Michele Capra

Michele Capra

Informazioni:

Sottotitolo: Un partigiano intransigente
A cura di:
Anno di Pubblicazione:
Formato: 17x25
Pagine: 100
Confezionatura: filo refe in brossura
ISBN: 978-88-559-0061-4
Descrizione: Le vicende storiche di Michele Capra
Genere: Storia e Biografie
Casa Editrice: Fondazione Civiltà Bresciana
Collana: Cattolici e Società

Estratto Dal Testo:

Nella lotta contro i nazifascisti Michele Capra, ancora giovanissimo, è a fianco di Margheriti e di Lunardi e quando questi da eroi cadono sotto il piombo fascista egli ne raccoglie l’eredità ideale e ne continua la lotta con tenacia e spericolata generosità.

Così vissuta la Resistenza non rappresenta più un’avventura giovanile, ma il primo atto di un lungo processo di liberazione di quelle forze popolari che, prima la società liberale e poi il fascismo, avevano con mezzi legali ed illegali relegato ai margini della lotta politica italiana.

Ecco perché spinto dagli stessi ideali di giustizia e di libertà che ne avevano fatto un “ribelle per amore” Michele Capra dopo il 1945 continua su altre trincee e con altri mezzi l’opera della resistenza: resistenza contro le forze che tentano di impadronirsi del nuovo Stato democratico e di rendere inoperante la Costituzione repubblicana; resistenza nella fabbrica contro ogni restrizione della libertà dei lavoratori e contro tutte le misure paternalistiche che mirano a distruggere la coscienza dell’uomo; resistenza contro lo scetticismo di coloro che, stanchi di lottare, si arrendono oppure rinunciano sfiduciati alla lotta politica e sindacale.

In questa concreta opera di testimonianza, morale prima ancora che politica, Michele Capra sceglie sempre la trincea più avanzata: è Commissario di fabbrica alla OM negli anni duri della repressione sindacale ed è uno dei promotori della lotta senza tregua contro il “premio antisciopero”; per quattro anni (1955-1959) è presidente provinciale delle ACLI dove si fa interprete appassionato dell’ansia sociale e solidaristica del mondo del lavoro; nella DC egli rappresenta la voce più avanzata che, senza mai ricorrere alla demagogia, sa raccogliere le esigenze di rinnovamento provenienti dal mondo del lavoro, dai giovani e dalle forze più vive della cultura cattolica.

Ed in ogni occasione, nella fabbrica come nel partito, nel dibattito culturale come nelle associazioni democratiche, la presenza attiva di Capra ha un senso preciso: dimostrare che la via della democrazia anche se a volte può apparire difficile ed insidiosa rappresenta tuttavia l’unico strumento che possa garantire l’ascesa morale e materiale dei lavoratori ed il progresso reale della società. Quel che conta è mai disarmare e comprendere che la democrazia così come la libertà e la giustizia non sono doni ricevuti una volta per sempre, ma valori che ogni giorno vanno difesi e conquistati perché ogni giorno v’è qualcuno o qualcosa che li minaccia.
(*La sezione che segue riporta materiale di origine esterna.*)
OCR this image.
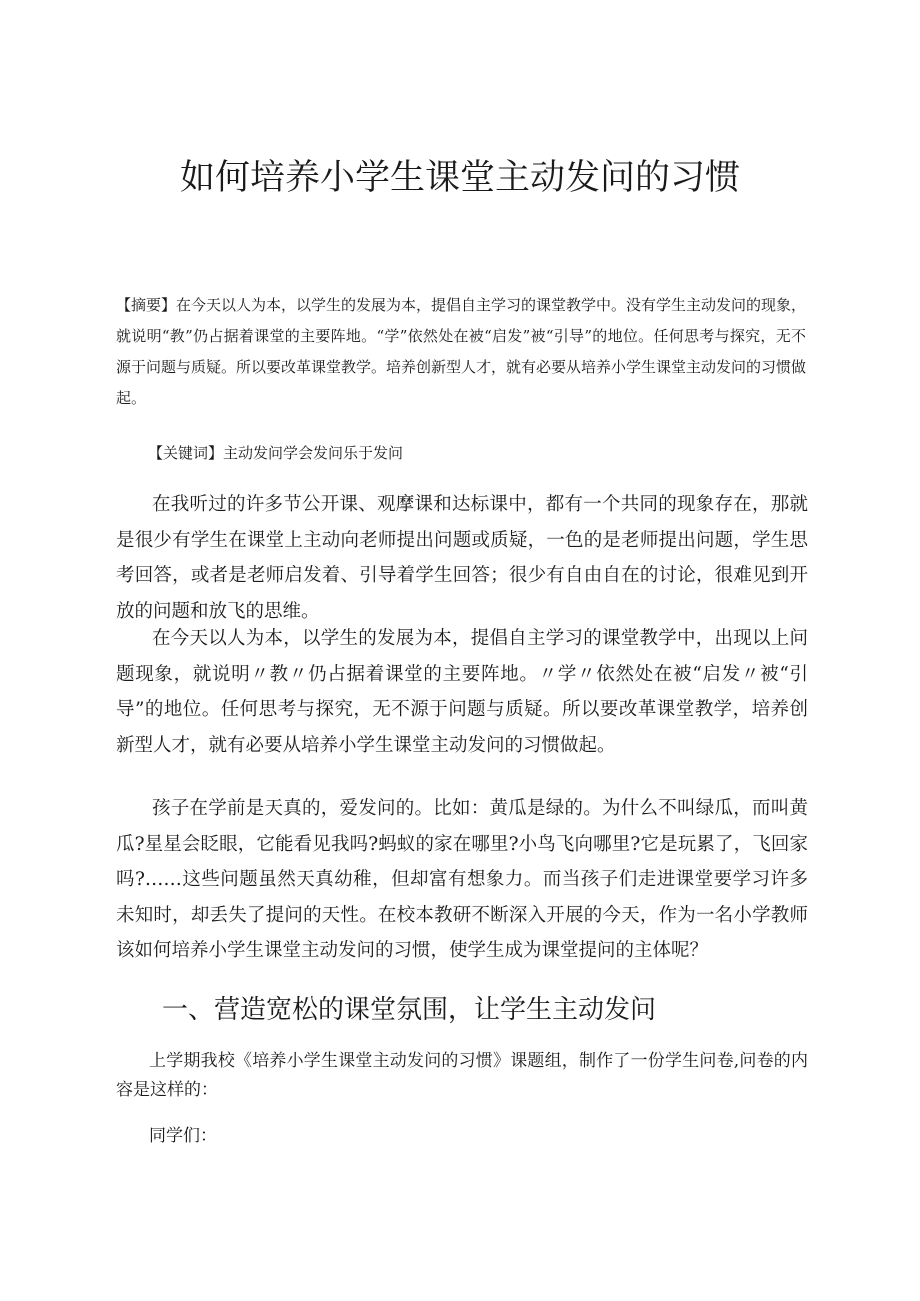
如何培养小学生课堂主动发问的习惯

【摘要】在今天以人为本，以学生的发展为本，提倡自主学习的课堂教学中。没有学生主动发问的现象，就说明“教”仍占据着课堂的主要阵地。“学”依然处在被“启发”被“引导”的地位。任何思考与探究，无不源于问题与质疑。所以要改革课堂教学。培养创新型人才，就有必要从培养小学生课堂主动发问的习惯做起。

【关键词】主动发问学会发问乐于发问

在我听过的许多节公开课、观摩课和达标课中，都有一个共同的现象存在，那就是很少有学生在课堂上主动向老师提出问题或质疑，一色的是老师提出问题，学生思考回答，或者是老师启发着、引导着学生回答；很少有自由自在的讨论，很难见到开放的问题和放飞的思维。

在今天以人为本，以学生的发展为本，提倡自主学习的课堂教学中，出现以上问题现象，就说明〃教〃仍占据着课堂的主要阵地。〃学〃依然处在被“启发〃被“引导”的地位。任何思考与探究，无不源于问题与质疑。所以要改革课堂教学，培养创新型人才，就有必要从培养小学生课堂主动发问的习惯做起。

孩子在学前是天真的，爱发问的。比如：黄瓜是绿的。为什么不叫绿瓜，而叫黄瓜?星星会眨眼，它能看见我吗?蚂蚁的家在哪里?小鸟飞向哪里?它是玩累了，飞回家吗?……这些问题虽然天真幼稚，但却富有想象力。而当孩子们走进课堂要学习许多未知时，却丢失了提问的天性。在校本教研不断深入开展的今天，作为一名小学教师该如何培养小学生课堂主动发问的习惯，使学生成为课堂提问的主体呢？

一、营造宽松的课堂氛围，让学生主动发问

上学期我校《培养小学生课堂主动发问的习惯》课题组，制作了一份学生问卷,问卷的内容是这样的：

同学们：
Michele Capra è stato un protagonista di quella generazione che si è fatta carico della responsabilità di aiutare i giovani a costruire il futuro.

Lo testimonia Giovanni Landi, entrato a 17 anni nella “scuola allievi” dell’OM ed eletto nella Commissione Interna della grande fabbrica a soli 22 anni. Da allora l’uomo della Resistenza e il giovane operaio hanno condiviso un’infinità di battaglie per il rinnovamento sindacale e politico.

Dobbiamo riconoscere alcune sconfitte – riconosce oggi Giovanni Landi – ma le stesse ferite riportate hanno continuato a sigillare in Capra la passione civile con la passione politica.

L’incontro di Michele Capra con i giovani – come nel caso di Giovanni Landi – si è fondato sui temi della laicità, del dialogo, del confronto e si è trasformato in una continua costruzione di coordinamenti e di reti.

Sul versante sindacale il “Coordinamento FIAT” è stato un capolavoro di relazioni intessute tra operai, impiegati, sindacalisti e delegati di fabbrica. Sul versante politico la “Lega democratica” ha rappresentato l’epilogo di una rete di relazioni tra militanti che hanno saputo alleare le proprie aggregazioni territoriali con le migliori energie scientifiche e culturali del Paese[1]. Incontri, dibattiti, convegni, ma anche notiziari, fogli di collegamento, fino alla costruzione di una rivista di respiro nazionale come “Appunti di cultura e politica”.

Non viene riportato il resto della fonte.